Briefly, then, my view is that the Commission's first, second, fourth, fifth and seventh submissions, taken together, are well founded. In particular, only the adoption within the terms of Article 103 of the EEC Treaty of a wider change of policy by the Community is able to justify, on the wording of Article 65 (1) of the Staff Regulations, a departure from the principle of parallel evolution of national and Community pay policies as far as civil servants are concerned, a principle which the Council undertook to observe in its decision of 29 June 1976 on the method, thus giving special effect to the last sentence of that provision of the Staff Regulations. ( 2 ) The fourth criterion of the decision on the method may, in the light of what is stated in the penultimate sentence of Article 65 (1) of the Staff Regulations, which is clear in that respect, justifying a departure from the principle of parallel evolution only, if at all, in the context of a wider change of policy than was the case. ( 2 ) The Council's refusal to apply weightings for places of employment other than Belgium and Luxembourg from 1 April 1980 is not compatible, in the light of the substantial change in the cost of living which had occurred, with Article 65 (2) of the Staff Regulations or with the principle of equal treatment for all Community staff regardless of their place of employment.
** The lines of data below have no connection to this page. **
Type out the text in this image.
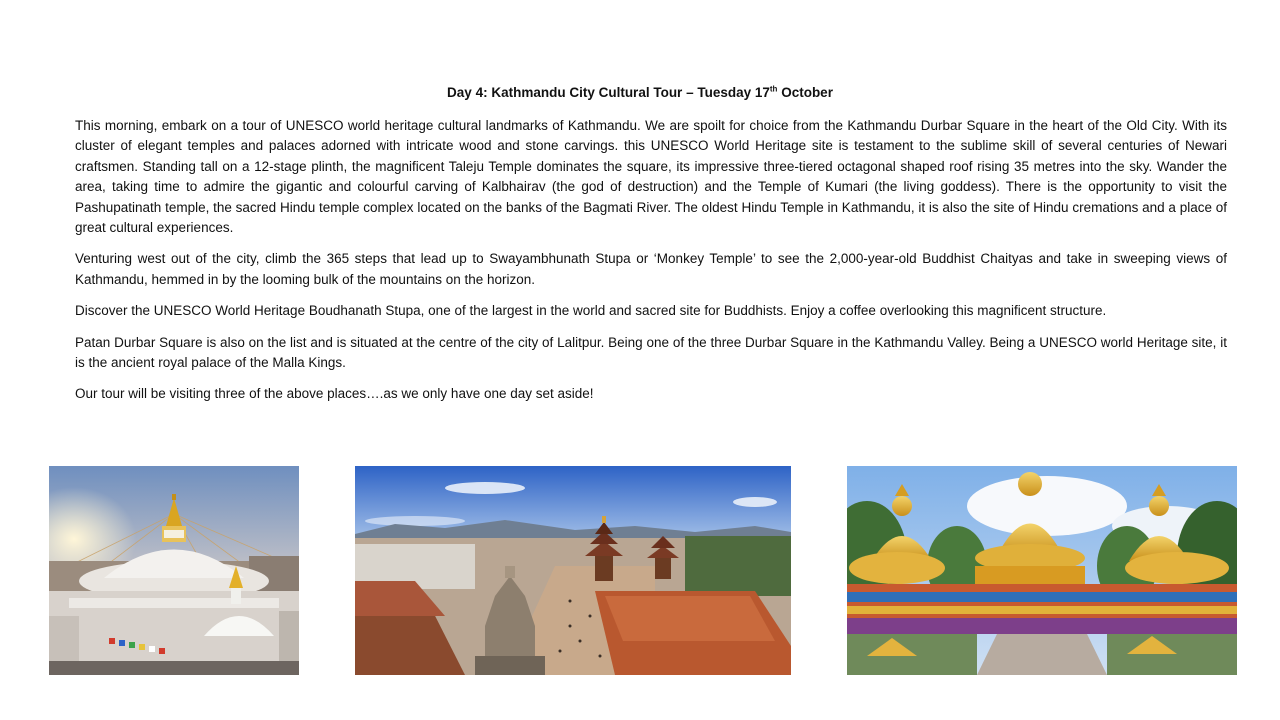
Day 4: Kathmandu City Cultural Tour – Tuesday 17th October

This morning, embark on a tour of UNESCO world heritage cultural landmarks of Kathmandu. We are spoilt for choice from the Kathmandu Durbar Square in the heart of the Old City. With its cluster of elegant temples and palaces adorned with intricate wood and stone carvings. this UNESCO World Heritage site is testament to the sublime skill of several centuries of Newari craftsmen. Standing tall on a 12-stage plinth, the magnificent Taleju Temple dominates the square, its impressive three-tiered octagonal shaped roof rising 35 metres into the sky. Wander the area, taking time to admire the gigantic and colourful carving of Kalbhairav (the god of destruction) and the Temple of Kumari (the living goddess). There is the opportunity to visit the Pashupatinath temple, the sacred Hindu temple complex located on the banks of the Bagmati River. The oldest Hindu Temple in Kathmandu, it is also the site of Hindu cremations and a place of great cultural experiences.

Venturing west out of the city, climb the 365 steps that lead up to Swayambhunath Stupa or ‘Monkey Temple’ to see the 2,000-year-old Buddhist Chaityas and take in sweeping views of Kathmandu, hemmed in by the looming bulk of the mountains on the horizon.

Discover the UNESCO World Heritage Boudhanath Stupa, one of the largest in the world and sacred site for Buddhists. Enjoy a coffee overlooking this magnificent structure.

Patan Durbar Square is also on the list and is situated at the centre of the city of Lalitpur. Being one of the three Durbar Square in the Kathmandu Valley. Being a UNESCO world Heritage site, it is the ancient royal palace of the Malla Kings.

Our tour will be visiting three of the above places….as we only have one day set aside!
According to the reply given by the Commission and the Council on 27 May 1982 to the question raised by the Court in the oral procedure as to the cost of amending the regulations entirely as suggested by the Commission, such costs would amount to 6850940.27 European units of account for the second half of 1980. As to that, I would merely observe that the annulment of the contested regulations must, in my view, have the general consequence that remuneration and pensions will have to be adjusted, but it will not necessarily indicate the exact amount of the adjustment. As I said earlier, regard might be had here to the different results obtained by applying the various specific criteria contained in the 1976 method. Naturally, a careful assessment must include a statement of the reasons for allowing certain criteria more weight than others. In the course of the oral procedure the Commission's representative agreed in answer to a question put by the Court that the principle of parallel evolution did not necessarily imply that evolution of national and Community pay policies must be parallel in every respect. It is only the upward trend of remuneration during the reference period as a result of national governments' pay policies which must in all cases be followed. During the oral procedure an expert from the Statistical Office of the European Communities provided some useful comments on the nature and extent of the differences, to which I am content to direct the Court's attention.

In conclusion I propose, on the basis of my findings, that:

1.

Council Regulation (Euratom, ECSC, EEC), No 187/81 of 20 January 1981 (Official Journal 1981, L 21, p. 18, replaced by the version published in Official Journal L 130 of 16 May 1981, p. 26) should be declared void.

2.

Articles 1 (a), 2 (a), 2 (b) and the first paragraph of Article 11 of the supplementary regulation, Council Regulation (Euratom, ECSC, EEC) No 397/81 of 10 February 1981 (Official Journal 1971, L 46, p. 1, replaced by the version published in Official Journal L 130 of 16 May 1981, p. 28) should be declared void.

3.

The first-mentioned regulation, together with the relevant provisions in the second regulation, should continue to have effect, as requested by the Commission and in accordance with the judgment of the Court in Case 81/72, until the entry into force of the regulations to be adopted following the judgment to be given in this case.

4.

Each party should be ordered to pay its own costs, since neither party has requested the application of Article 69 (2) of the Rules of Procedure.


( 1 ) Translated from the Dutch

( 2 ) Whether that principle must be maintained even in the context of a wider change of policy, in the light of the principle that legitimate expectations must be protected, is a question which need not be expressly resolved heiv since, as I have observed, there was no such wider change of policy on the part of the Community.